Josie lets out a long sigh. “Take it anyway. It’s fantastic on you, and I’d like to see you in something other than jeans and a frumpy top.”

“This isn’t frumpy.” I tug on my sweater, which I bought for a trip to Seattle with Josh two years ago. “In fact, you helped me pick it out.”

She eyes the sweater. “I did? God help me.”

Her phone rings. She checks her screen and declines the call.

“Who was that?”

“No one important.” She waves her hand in the air dismissively, which makes me think it was absolutely someone important, but she’s protecting the sanctity of our time together.

“Was it that guy you’re dating?”

“God no.” She pulls a face. “That’s over with a capitalO. I’m still looking for my Josh.”

I don’t have the heart to tell her there’s only one. And he was mine. Maybe. I force myself to banish any thoughts of Beth. From here on in, I decide to give her no meaning, none whatsoever.
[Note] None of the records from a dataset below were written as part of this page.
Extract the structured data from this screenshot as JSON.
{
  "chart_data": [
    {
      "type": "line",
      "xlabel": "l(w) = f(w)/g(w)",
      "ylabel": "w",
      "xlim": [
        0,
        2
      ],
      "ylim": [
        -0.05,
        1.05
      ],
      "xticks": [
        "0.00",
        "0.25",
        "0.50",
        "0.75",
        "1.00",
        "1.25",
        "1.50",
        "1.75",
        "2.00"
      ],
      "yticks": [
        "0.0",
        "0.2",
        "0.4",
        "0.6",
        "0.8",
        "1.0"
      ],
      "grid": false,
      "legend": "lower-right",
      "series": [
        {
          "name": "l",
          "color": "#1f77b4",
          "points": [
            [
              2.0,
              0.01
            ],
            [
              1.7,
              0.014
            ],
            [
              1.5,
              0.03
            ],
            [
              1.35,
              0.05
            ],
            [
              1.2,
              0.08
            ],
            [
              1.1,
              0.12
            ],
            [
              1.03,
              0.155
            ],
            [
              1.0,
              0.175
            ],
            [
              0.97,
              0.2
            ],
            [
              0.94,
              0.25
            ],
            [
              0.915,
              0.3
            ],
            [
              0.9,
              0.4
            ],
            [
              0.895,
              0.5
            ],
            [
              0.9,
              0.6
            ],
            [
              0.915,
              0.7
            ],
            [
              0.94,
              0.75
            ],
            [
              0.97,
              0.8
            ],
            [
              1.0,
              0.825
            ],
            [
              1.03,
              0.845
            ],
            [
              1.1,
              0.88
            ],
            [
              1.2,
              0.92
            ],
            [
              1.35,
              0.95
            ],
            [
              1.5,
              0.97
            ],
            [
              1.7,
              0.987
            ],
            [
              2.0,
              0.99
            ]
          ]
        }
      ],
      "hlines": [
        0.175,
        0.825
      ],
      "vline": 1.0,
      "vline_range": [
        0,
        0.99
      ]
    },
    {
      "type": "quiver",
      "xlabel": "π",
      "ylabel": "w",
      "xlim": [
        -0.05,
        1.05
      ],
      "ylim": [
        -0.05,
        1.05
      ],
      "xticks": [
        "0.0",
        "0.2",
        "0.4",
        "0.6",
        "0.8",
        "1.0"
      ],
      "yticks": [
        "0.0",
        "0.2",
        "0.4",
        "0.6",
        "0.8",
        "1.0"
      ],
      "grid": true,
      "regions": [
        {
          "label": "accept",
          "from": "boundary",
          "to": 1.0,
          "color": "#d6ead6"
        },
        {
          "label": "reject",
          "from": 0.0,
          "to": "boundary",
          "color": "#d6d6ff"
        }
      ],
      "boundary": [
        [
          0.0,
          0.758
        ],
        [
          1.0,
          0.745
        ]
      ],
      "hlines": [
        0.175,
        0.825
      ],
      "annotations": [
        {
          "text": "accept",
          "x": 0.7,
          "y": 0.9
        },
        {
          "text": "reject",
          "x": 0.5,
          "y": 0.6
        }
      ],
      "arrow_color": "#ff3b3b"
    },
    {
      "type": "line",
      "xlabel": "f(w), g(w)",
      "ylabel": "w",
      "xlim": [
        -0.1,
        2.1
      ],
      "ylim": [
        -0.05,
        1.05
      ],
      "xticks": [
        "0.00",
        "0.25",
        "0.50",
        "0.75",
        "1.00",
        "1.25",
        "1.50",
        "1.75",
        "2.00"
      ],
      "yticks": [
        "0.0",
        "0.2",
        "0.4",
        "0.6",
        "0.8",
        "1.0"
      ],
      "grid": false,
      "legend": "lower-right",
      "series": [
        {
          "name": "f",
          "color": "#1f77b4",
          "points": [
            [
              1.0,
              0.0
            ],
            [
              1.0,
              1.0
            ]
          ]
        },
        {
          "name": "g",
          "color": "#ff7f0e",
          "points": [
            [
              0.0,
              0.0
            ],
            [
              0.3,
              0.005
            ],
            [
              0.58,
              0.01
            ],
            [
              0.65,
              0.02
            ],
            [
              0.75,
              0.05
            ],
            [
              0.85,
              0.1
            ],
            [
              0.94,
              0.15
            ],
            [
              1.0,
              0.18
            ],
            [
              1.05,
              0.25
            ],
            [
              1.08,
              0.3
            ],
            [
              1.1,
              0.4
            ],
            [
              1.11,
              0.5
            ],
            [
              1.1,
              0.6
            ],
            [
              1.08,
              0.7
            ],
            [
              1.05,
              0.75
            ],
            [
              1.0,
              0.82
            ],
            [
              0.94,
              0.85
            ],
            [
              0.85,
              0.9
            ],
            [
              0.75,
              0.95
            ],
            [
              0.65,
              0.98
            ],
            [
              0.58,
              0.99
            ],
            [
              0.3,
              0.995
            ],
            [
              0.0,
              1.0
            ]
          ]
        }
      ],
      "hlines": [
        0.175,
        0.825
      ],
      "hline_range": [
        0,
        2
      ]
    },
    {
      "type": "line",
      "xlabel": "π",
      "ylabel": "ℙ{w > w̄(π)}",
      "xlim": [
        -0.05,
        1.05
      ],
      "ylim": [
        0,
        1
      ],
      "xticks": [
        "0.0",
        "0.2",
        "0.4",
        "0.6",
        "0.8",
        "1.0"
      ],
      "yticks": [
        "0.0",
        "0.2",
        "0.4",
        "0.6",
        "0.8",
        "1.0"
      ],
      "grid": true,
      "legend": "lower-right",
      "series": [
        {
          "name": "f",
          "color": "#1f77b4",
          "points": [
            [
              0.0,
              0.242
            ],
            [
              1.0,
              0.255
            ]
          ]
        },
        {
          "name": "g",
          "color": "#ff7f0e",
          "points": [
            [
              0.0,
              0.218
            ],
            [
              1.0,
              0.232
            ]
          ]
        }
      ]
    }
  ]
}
“Why don’t you just date Adam already?” He’s had the hots for Josie since we were kids.

“Because he’s like a brother.”

We’ve had this conversation so many times that there’s no use belaboring it.

She tosses me another dress to try on. This one is a summery number with pink and white polka dots. Definitely Josie’s style but not mine.

“Pass,” I say. “What else have you got?”

Josie sorts through the pile, handing me a gorgeous faux-leather bomber jacket, which I don’t even have to try on to know it’s a keeper. There’s a peasant skirt, which conjures prairie life circa 1870. That’s an obvious no.